Robert Christgau called the Meters "a totally original band," and as usual he’s right: the band’s sound contributed in a big way to the development of funk and was an idiosyncratic voice within it. Fire on the Bayou is probably its most-appreciated album, but even at the height of its power, the group had a funny way of shamelessly accommodating itself to pop formulae without abandoning its uniqueness. This is the kind of outfit self-aware enough to give its disc’s longest and least engaging track the self-deprecating title "Middle of the Road," and yet make the track — whose style presages the smooth jazz radio format — melodically and rhythmically sophisticated enough to maintain your basic attention, because the musicians know that’s all they can ask for. Although Modeliste’s and Nocentelli’s contributions to the Meters were substantial enough to justify being wary of their substitutions in the Funky Meters’ lineup, something in the ensemble’s past behavior indicates they all might be on the same page, with the same doubts, and better — or at least more honest — performers for the experience.
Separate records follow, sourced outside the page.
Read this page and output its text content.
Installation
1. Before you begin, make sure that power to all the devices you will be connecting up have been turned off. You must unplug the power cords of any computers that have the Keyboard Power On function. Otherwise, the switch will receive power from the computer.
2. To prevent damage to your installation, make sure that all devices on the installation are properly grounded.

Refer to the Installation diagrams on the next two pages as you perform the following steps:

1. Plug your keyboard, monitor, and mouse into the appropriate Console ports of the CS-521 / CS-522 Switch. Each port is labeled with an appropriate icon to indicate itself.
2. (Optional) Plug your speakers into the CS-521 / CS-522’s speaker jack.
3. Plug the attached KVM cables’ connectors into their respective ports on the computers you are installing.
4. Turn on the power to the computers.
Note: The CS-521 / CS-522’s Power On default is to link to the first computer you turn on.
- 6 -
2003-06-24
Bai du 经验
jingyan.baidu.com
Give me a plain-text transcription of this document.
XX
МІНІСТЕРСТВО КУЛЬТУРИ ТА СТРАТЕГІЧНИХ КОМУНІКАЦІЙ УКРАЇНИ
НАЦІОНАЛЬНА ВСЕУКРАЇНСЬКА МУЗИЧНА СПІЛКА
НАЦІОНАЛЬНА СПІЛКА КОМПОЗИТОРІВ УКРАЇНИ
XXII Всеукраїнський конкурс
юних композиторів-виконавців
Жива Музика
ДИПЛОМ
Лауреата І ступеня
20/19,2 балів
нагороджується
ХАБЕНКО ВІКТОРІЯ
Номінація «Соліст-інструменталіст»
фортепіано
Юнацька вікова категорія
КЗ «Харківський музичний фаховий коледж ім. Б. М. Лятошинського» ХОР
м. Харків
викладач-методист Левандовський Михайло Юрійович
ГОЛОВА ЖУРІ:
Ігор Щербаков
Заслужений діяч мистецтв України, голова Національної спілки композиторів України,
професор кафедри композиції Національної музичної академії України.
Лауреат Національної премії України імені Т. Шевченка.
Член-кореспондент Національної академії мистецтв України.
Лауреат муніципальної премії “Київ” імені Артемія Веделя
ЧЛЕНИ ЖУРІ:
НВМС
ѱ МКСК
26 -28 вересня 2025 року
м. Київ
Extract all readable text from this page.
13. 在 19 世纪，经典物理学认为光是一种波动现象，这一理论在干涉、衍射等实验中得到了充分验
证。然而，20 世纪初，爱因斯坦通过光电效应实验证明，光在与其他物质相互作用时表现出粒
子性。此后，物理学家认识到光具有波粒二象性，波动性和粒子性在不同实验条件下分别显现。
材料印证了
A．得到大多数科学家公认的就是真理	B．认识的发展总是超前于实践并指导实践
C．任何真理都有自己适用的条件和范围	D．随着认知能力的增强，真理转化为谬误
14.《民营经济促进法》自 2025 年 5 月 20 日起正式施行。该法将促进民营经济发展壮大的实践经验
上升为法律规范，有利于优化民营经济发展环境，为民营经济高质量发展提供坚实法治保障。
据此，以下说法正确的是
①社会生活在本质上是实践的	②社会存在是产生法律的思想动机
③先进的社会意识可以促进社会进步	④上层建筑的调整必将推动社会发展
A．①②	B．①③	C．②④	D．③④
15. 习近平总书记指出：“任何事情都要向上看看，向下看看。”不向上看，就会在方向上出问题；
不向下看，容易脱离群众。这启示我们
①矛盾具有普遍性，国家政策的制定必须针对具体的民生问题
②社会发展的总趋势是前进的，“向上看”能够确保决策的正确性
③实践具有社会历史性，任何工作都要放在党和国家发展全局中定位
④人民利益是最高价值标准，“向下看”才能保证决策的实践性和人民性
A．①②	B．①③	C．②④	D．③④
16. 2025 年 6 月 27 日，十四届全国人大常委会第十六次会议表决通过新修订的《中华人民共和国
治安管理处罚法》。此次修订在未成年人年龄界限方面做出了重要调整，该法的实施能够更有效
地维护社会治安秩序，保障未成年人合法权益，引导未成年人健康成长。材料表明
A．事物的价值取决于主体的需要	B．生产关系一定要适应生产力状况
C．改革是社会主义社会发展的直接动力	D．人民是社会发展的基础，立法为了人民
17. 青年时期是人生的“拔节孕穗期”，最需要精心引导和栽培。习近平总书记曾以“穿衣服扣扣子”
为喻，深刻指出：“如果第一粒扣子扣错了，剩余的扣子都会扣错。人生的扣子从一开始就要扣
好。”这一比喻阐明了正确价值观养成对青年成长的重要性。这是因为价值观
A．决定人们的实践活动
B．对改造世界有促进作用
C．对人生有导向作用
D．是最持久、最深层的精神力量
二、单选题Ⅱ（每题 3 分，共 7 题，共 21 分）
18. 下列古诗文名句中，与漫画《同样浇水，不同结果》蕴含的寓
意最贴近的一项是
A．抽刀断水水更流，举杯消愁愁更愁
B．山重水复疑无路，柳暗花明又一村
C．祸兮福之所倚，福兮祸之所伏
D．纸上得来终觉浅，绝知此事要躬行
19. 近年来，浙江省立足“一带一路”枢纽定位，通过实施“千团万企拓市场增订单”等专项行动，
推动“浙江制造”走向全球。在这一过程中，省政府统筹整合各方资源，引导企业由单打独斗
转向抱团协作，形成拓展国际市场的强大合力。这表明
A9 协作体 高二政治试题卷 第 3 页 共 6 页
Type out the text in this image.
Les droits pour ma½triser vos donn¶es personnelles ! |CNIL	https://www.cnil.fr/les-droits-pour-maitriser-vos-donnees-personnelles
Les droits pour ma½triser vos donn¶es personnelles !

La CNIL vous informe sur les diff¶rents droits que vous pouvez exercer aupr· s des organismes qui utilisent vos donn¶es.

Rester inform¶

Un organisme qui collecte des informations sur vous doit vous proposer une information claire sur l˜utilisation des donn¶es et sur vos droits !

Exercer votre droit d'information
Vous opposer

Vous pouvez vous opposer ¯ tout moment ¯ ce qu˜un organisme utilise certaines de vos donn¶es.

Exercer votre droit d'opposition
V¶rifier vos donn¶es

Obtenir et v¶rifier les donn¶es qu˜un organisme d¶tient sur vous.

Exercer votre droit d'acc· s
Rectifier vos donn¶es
BILL’S BIRTHDAY BASH With funky Meters featuring Cyril Neville, Marcia Ball, the San Francisco Mime Troupe, and Bonnie Raitt with Hutch Hutchinson. Sat/10, 9 p.m., $50. Fillmore, 1805 Geary, SF. (415) 421-TIXS, www.livenation.com

“A Trip Down (False) Memory Lane”


PREVIEW The Lexington Club is an underground landmark of San Francisco. If you’re queer, and especially if you’re a lesbian, the bar has probably played a role in your life at one point or another, and something important probably went down there, by the jukebox or in a graffiti-lined bathroom. In "A Trip Down (False) Memory Lane," curator Jessica Silverman of Silverman Gallery taps into the Lexington’s importance and its history through an ambitious but also human-scale group show that’s been more than a year in the making.

The Lexington has hosted some excellent art at times (I’ve seen paintings by Alicia McCarthy there, for example), though you might not know it. "About a year ago, I was there and I asked [some bar-goers] what show was up, and they didn’t know," says Silverman. "No one was looking at the art. That was bothersome to me. I also wanted to do a show that addressed the space."

Silverman has brought together an array of local and international artists — including Susanne Winterling, Bruce LaBruce, and Slava Mogutin — to create individual works for the exhibition and smaller works for a limited 50-edition box set. Some people, such as New York’s Daphne Fitzpatrick, have never been to the Lexington, even if they have friends who work there — in such cases, they create works that imagine the site, or forge a connection to it. I’m looking forward to seeing Luke Butler’s collages, photographer Job Piston’s sculptural piece, and Tammy Rae Carland’s c-print. Some other potential highlights: Brandon Herman’s jewelry box containing a lighter — which overtly plays off of the ritual of smoking a cigarette in front of the bar — and a postcard invitation from Danny Keith.